Alzheimer's detection in a simple blood test
Swedish scientists have shown how a blood test can reveal whether there is accelerating nerve cell damage in the brain. Published in the journal JAMA Neurology, their study should be useful for detecting Alzheimer’s disease, which is gradual in its development and currently difficult to diagnose.
Very sensitive methods have been developed in recent years to measure the presence of certain substances in blood that can indicate damage in the brain and neurological diseases such as Parkinson’s, multiple sclerosis (MS) and Alzheimer’s. Neurofilament light protein (NFL), a marker for nerve cell damage, is one such substance.
“Standard methods for indicating nerve cell damage involve measuring the patient’s level of certain substances using a lumbar puncture, or examining a brain MRI,” said study leader Niklas Mattsson, a researcher at Lund University and physician at Skåne University Hospital. “These methods are complicated, take time and are costly. Measuring NFL in the blood can be cheaper and is also easier for the patient.”
When nerve cells in the brain are damaged or die, NFL protein leaks into the cerebrospinal fluid and onwards into the blood.

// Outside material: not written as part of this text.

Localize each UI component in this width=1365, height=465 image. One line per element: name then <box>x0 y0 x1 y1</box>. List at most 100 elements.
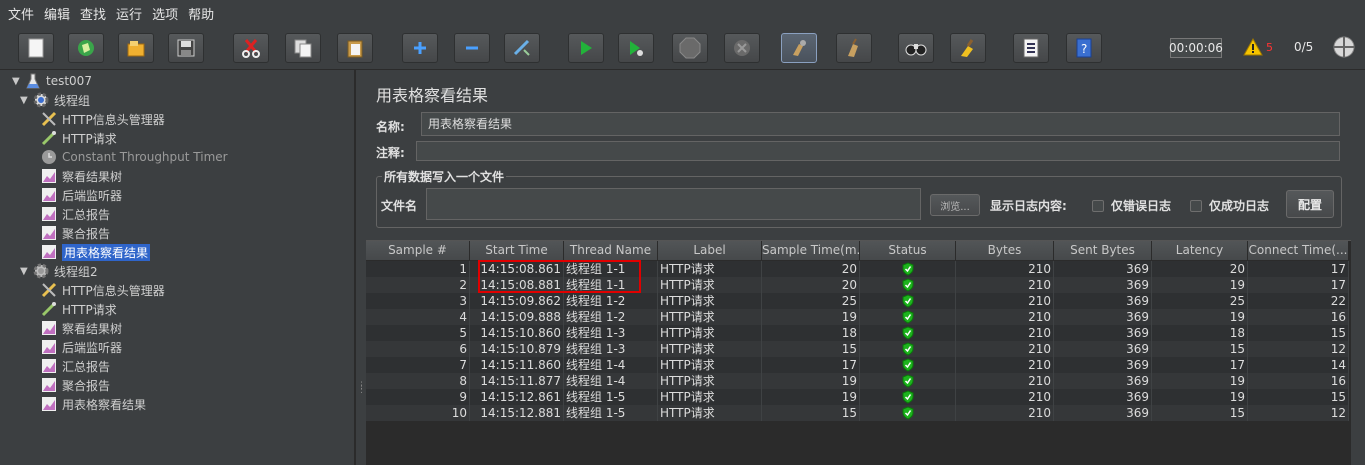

It was previously known that the levels of NFL are elevated among people with neurodegenerative diseases, but there has been a lack of long-term studies.

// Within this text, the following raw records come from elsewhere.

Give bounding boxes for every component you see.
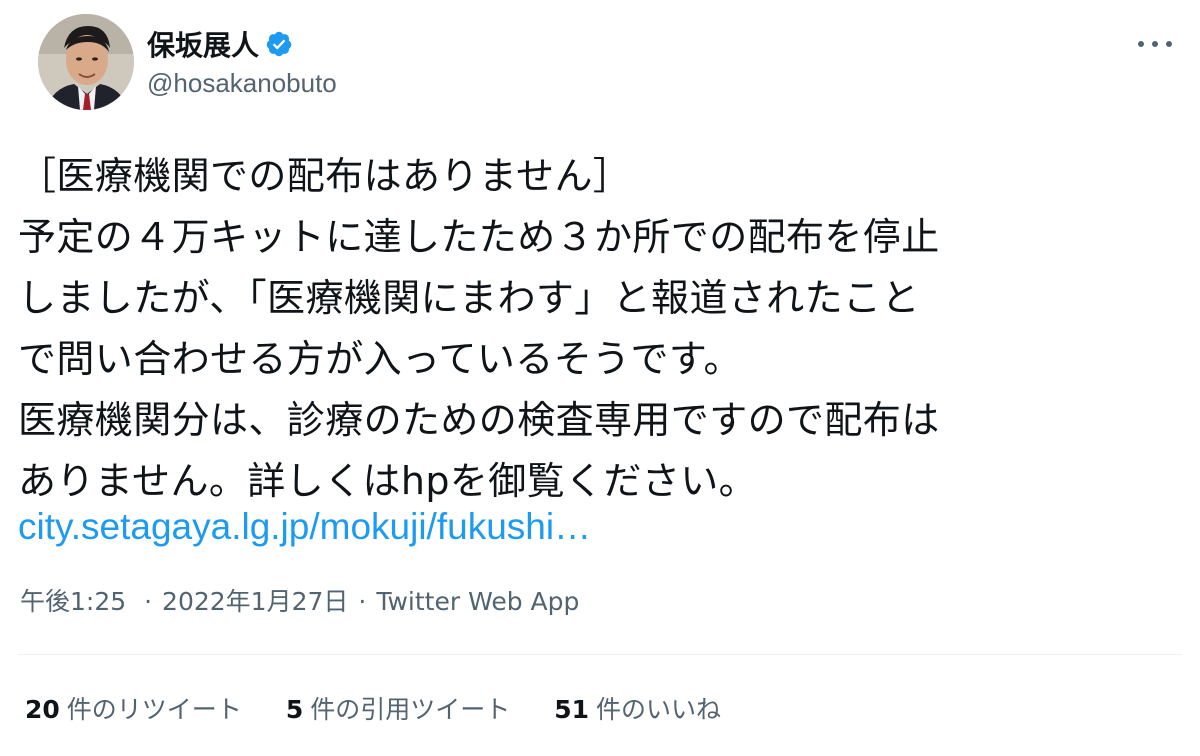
more-dot-icon (1138, 41, 1144, 47)
tweet-stats: 20 件のリツイート 5 件の引用ツイート 51 件のいいね (25, 690, 765, 726)
likes-label: 件のいいね (596, 695, 722, 724)
retweets-count: 20 (25, 695, 60, 724)
likes-stat[interactable]: 51 件のいいね (554, 690, 721, 726)
avatar[interactable] (38, 14, 134, 110)
retweets-label: 件のリツイート (66, 695, 242, 724)
tweet-header: 保坂展人 @hosakanobuto (38, 14, 1178, 114)
tweet-meta: 午後1:25 · 2022年1月27日 · Twitter Web App (20, 582, 579, 618)
display-name[interactable]: 保坂展人 (147, 24, 259, 64)
tweet-date-link[interactable]: 2022年1月27日 (162, 587, 348, 616)
tweet-text-line: しましたが、「医療機関にまわす」と報道されたこと (18, 276, 920, 320)
quotes-count: 5 (285, 695, 304, 724)
more-dot-icon (1166, 41, 1172, 47)
divider (18, 654, 1182, 655)
more-options-button[interactable] (1138, 30, 1172, 58)
likes-count: 51 (554, 695, 590, 724)
user-handle[interactable]: @hosakanobuto (147, 68, 337, 99)
meta-separator: · (144, 587, 153, 616)
verified-badge-icon (265, 30, 293, 58)
author-info: 保坂展人 @hosakanobuto (147, 24, 337, 99)
tweet-text-line: 予定の４万キットに達したため３か所での配布を停止 (18, 215, 940, 259)
meta-separator: · (358, 587, 367, 616)
tweet-text-line: ［医療機関での配布はありません］ (18, 154, 632, 198)
retweets-stat[interactable]: 20 件のリツイート (25, 690, 242, 726)
tweet-text-line: で問い合わせる方が入っているそうです。 (18, 337, 742, 381)
quotes-label: 件の引用ツイート (310, 695, 511, 724)
tweet-text: ［医療機関での配布はありません］ 予定の４万キットに達したため３か所での配布を停… (18, 146, 1178, 512)
name-row: 保坂展人 (147, 24, 337, 64)
quotes-stat[interactable]: 5 件の引用ツイート (286, 690, 510, 726)
tweet-link[interactable]: city.setagaya.lg.jp/mokuji/fukushi… (18, 496, 591, 557)
avatar-image (38, 14, 134, 110)
tweet-text-line: 医療機関分は、診療のための検査専用ですので配布は (18, 398, 940, 442)
tweet-card: 保坂展人 @hosakanobuto ［医療機関での配布はありません］ 予定の４… (0, 0, 1200, 756)
tweet-source-link[interactable]: Twitter Web App (376, 587, 579, 616)
tweet-time-link[interactable]: 午後1:25 (20, 587, 126, 616)
more-dot-icon (1152, 41, 1158, 47)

With this in mind, researchers analysed a large number of blood samples collected over several years from a total of 1583 subjects: 1182 patients with different degrees of sporadic Alzheimer’s disease — the most common form of the disease — and 401 healthy subjects in a control group.
“We discovered that the NFL concentration increases over time in Alzheimer’s disease and that these elevated levels also are in line with the accumulated brain damage, which we can measure using lumbar punctures or magnetic resonance imaging,” said Mattsson.
At present, there is no treatment that can reduce the loss of nerve cells in the brain that occurs as a result of Alzheimer’s — and while drugs are available to mitigate cognitive disorders, they do not slow the course of the disease. Measurements of NFL concentration in the blood could indicate if a medicine is actually affecting the loss of nerve cells, when an optimal dosage of the drug has been reached or if another drug should be tried.
“Within drug development it can be valuable to detect the effects of the trialled drug at an early stage and to be able to test on people who do not yet have full-blown Alzheimer’s,” explained Mattsson.
“Measuring the NFL concentration in the blood could make things easier for future drug development, both through following the effects of the drug and by including test subjects who display markers of nerve cell deterioration. This approach will enable more reliable conclusions to be drawn from the results.”
Mattsson said it is important that scientists continue to examine how sensitive the measurement of NFL in the blood is as a marker for Alzheimer’s disease and what can be expected from longitudinal changes. He also believes that the method is not far from becoming a standard clinical procedure.
“Preparatory work is ongoing at Sahlgrenska University Hospital in Gothenburg to make this method available as a clinical procedure in the near future,” he said. “Physicians can then use the method to measure damage to nerve cells in Alzheimer’s disease and other brain disorders through a simple blood test.”